MAWLAMYINE TRAVEL GUIDE

Former trading port town established by the british

MAWLAMYINE TRAVEL GUIDE

Mawlamyine also spelled Mawlamyaing; formerly Moulmein, is the fourth largest city of Myanmar, situated 300 km south east of Yangon and 70 km south of Thaton, at the mouth of Thanlwin (Salween) river. The city of 325,927 is the capital and largest city of Mon State, Myanmar and is the main trading center and seaport in southeastern Burma.

Mawlamyine is in the Salween River delta, where the mouth of the Salween is sheltered by Bilugyun Island as it enters the Gulf of Martaban and the Andaman Sea. It is flanked by low hills dotted with ancient pagodas to the east and west.

The Mon name for Mawlamyine, means “damaged eye.” A Mon king was said to have lost his powerful eye in Mawlamyine. The Burmese name “Mawlamyine” is believed to be a corruption of the Mon name.

Mawlamyine was the first capital of British Burma between 1826 and 1852 after the Tanintharyi (Tenassarim) coast, along with Arakan, was ceded to Britain under the Treaty of Yandabo at the end of the First Anglo-Burmese War.

It is probably best known to English speakers through the opening lines of Rudyard Kipling’s poem Mandalay:

“By the old Moulmein pagoda Lookin’ lazy at the sea. There’s a Burma girl a-settin’ and I know she thinks o’ me”.

Mawlamyine is also the setting of George Orwell’s famous 1936 memoir Shooting an Elephant. The essay opens with the striking words: “In Moulmein, in Lower Burma, I was hated by large numbers of people—the only time in my life that I have been important enough for this to happen to me.”

During colonial times, Moulmein had a substantial Anglo-Burmese population; an area of the city was known as ‘Little England’ due to the large Anglo-Burmese community, many of them running rubber plantations; nowadays, this has dwindled to a handful of families as most have left for the UK or Australia.

Mawlamyine is the main gateway to south-eastern Myanmar.
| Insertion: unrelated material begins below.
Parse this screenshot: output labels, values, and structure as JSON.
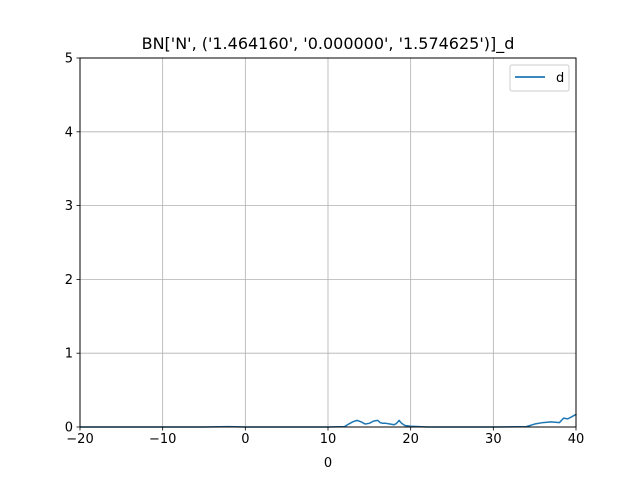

Thanlwin Bridge, the longest road and rail bridge in Myanmar is the most prominent landmark in the area. It stretches 11,000 feet over the Thanlwin river connecting the country’s southeastern region with Yangon.

The city is connected to Pa-an in Kayin State and Dawei and Myeik in Tanintharyi Division by road. It was the rail head to Ye, linked to Yangon by rail only from Mottama (Martaban) across the river by ferry, but today connected by the Thanlwin Bridge (Mawlamyine) opened in April 2006. Mawlamyine Airport has regular flights to Yangon.